Paradigm shift needed in adaptation in Samoa
By Cherelle Jackson
APIA- Living for each day, to ensure there is food on the table and the whole family is fed, is how the majority of Samoans operate.
But such an attitude may need a little shift with the visible impacts of climate change albeit gradual in it’s appearance.
Climate Change Officer of the United Nations Development Programme, in Samoa, Mr. Peniamina Pipi Leavai says this is a challenge that climate change workers must address.
It is not the understanding of climate change, but rather an understanding of ways to address the impacts of climate change.
“As a climate change officer, I feel that the Samoan people understand to a certain extent and that different people have different understandings. In general, people get the idea. It is how to address the impacts that I feel 'most' do not know how to address in a systematic manner,” Leavai said.
“That is the challenge because Samoan people (Pacific people) are not used to addressing such issues in the western paradigm of 'systemisation'.”
The Climate Change Officer says this involves planning in the long-term, anticipation of impacts, reactive planning and social post modern society forms such as globalization and capitalism.

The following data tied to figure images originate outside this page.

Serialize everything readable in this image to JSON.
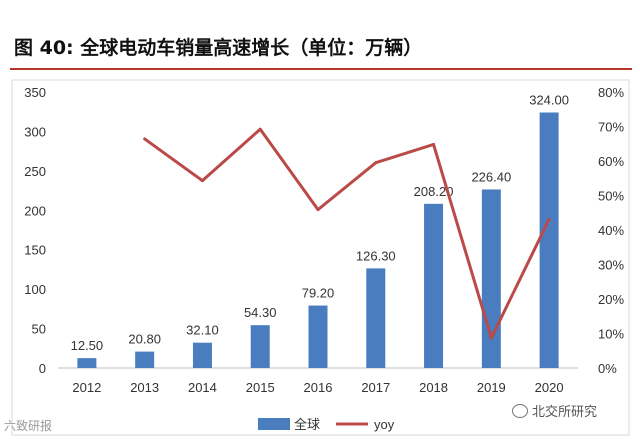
{
  "header": {
    "title": "图 40:  全球电动车销量高速增长（单位：万辆）"
  },
  "watermarks": {
    "left": "六致研报",
    "right": "北交所研究"
  },
  "colors": {
    "bar": "#4a7cc0",
    "line": "#b94a48",
    "title_rule": "#b8342f",
    "axis": "#bfbfbf"
  },
  "chart_data": {
    "type": "bar",
    "categories": [
      "2012",
      "2013",
      "2014",
      "2015",
      "2016",
      "2017",
      "2018",
      "2019",
      "2020"
    ],
    "series": [
      {
        "name": "全球",
        "type": "bar",
        "axis": "left",
        "values": [
          12.5,
          20.8,
          32.1,
          54.3,
          79.2,
          126.3,
          208.2,
          226.4,
          324.0
        ]
      },
      {
        "name": "yoy",
        "type": "line",
        "axis": "right",
        "values": [
          null,
          0.664,
          0.543,
          0.692,
          0.459,
          0.595,
          0.648,
          0.087,
          0.431
        ]
      }
    ],
    "data_labels": [
      "12.50",
      "20.80",
      "32.10",
      "54.30",
      "79.20",
      "126.30",
      "208.20",
      "226.40",
      "324.00"
    ],
    "y_left": {
      "min": 0,
      "max": 350,
      "ticks": [
        "0",
        "50",
        "100",
        "150",
        "200",
        "250",
        "300",
        "350"
      ]
    },
    "y_right": {
      "min": 0,
      "max": 0.8,
      "ticks": [
        "0%",
        "10%",
        "20%",
        "30%",
        "40%",
        "50%",
        "60%",
        "70%",
        "80%"
      ]
    },
    "legend_position": "bottom",
    "grid": false
  }
}
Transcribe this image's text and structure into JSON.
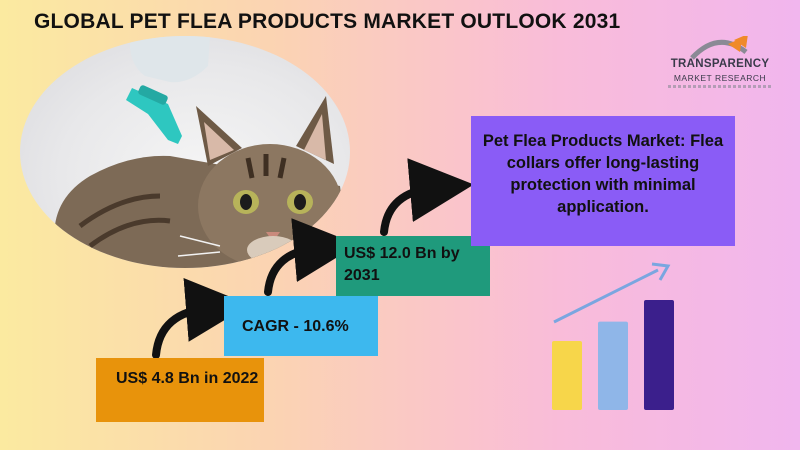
{
  "title": "GLOBAL PET FLEA PRODUCTS MARKET OUTLOOK 2031",
  "logo": {
    "line1": "TRANSPARENCY",
    "line2": "MARKET RESEARCH"
  },
  "steps": [
    {
      "label": "US$ 4.8 Bn in 2022",
      "color": "#e8930b"
    },
    {
      "label": "CAGR - 10.6%",
      "color": "#3db8ee"
    },
    {
      "label": "US$ 12.0 Bn by 2031",
      "color": "#1f9a7c"
    }
  ],
  "callout": {
    "text": "Pet Flea Products Market: Flea collars offer long-lasting protection with minimal application.",
    "color": "#8a5cf6"
  },
  "icon_chart": {
    "values": [
      3.2,
      4.1,
      5.1
    ],
    "colors": [
      "#f7d64a",
      "#8fb6e8",
      "#3b1f8c"
    ],
    "trend_color": "#7aa6e0"
  },
  "photo": {
    "icon": "cat-flea-treatment-photo"
  }
}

According to him, maintaining a certain way of living and being aware of the changes is key.
“What people have yet to know is that it’s cultural practices of exchange of gifts during funerals, weddings, etc. are forms of resilience to changes in environment. These are adaptive measures that must be sustained and encouraged. This is a point already been researched and shows that our cultural practices have made us resilient in the face of changes in a stationary climate in the past.”
But he says things are changing: “ Yet, today, climate change is getting more dangerous by the year, environmental changes are so rapid it’s not funny, coupled with our social ways eroding at the same time such as social aspects from FaaSamoa sustainable ways of living to modern consuming society such as high consumptions and extraneous wants versus needs.”
He says that our economical way of living, communalism to individualism further contributes to a decay in traditional sustainable ways even more. “This creates a higher vulnerability to life that is again continuously exaggerated by climate change impacts.”
Leavai says that UNDP encourages Samoas implementation of adaptation efforts already proposed in the countries National Adaptation Programme of Action (NAPA) as submitted to the United Nations Convention on Climate Change (UNFCCC).
“UNDP hopes that the NAPA becomes the national adaptation strategy where all adaptation related projects and programs from other donors and development partners are addressed, “ Leavai said.
“ Further, Samoa must aim to concentrate all its efforts into institutionalizing a climate change division or ministry and ensure that national budget address the capacity needs of this institution. This will be a significant step forward if Samoa is to live up to taking climate change as a high national and political priority,” he said.
UNDP has specifically contributed to climate change adaptation in Samoa by seeking and securing funding for climate change projects, advocating for adaptation measures and policy development at all levels of development intervention.
It also advocates for Samoa as a Least Developed Country, highly vulnerable from adverse climate change impacts requiring immediate and urgent attention for not only climate change adaptation but equally on mitigation projects, programmes and measures
In the community UNDP currently contributes through the Small Grants Programme - dealing directly with communities, offering policy program advice, technical advice, facilitation of consultations, seeking expert advice and consultants, listening to community needs.
They also assist through the Community Based Adaptation Program whereby Samoa is one of 10 countries in the world where the CBA program is trialled.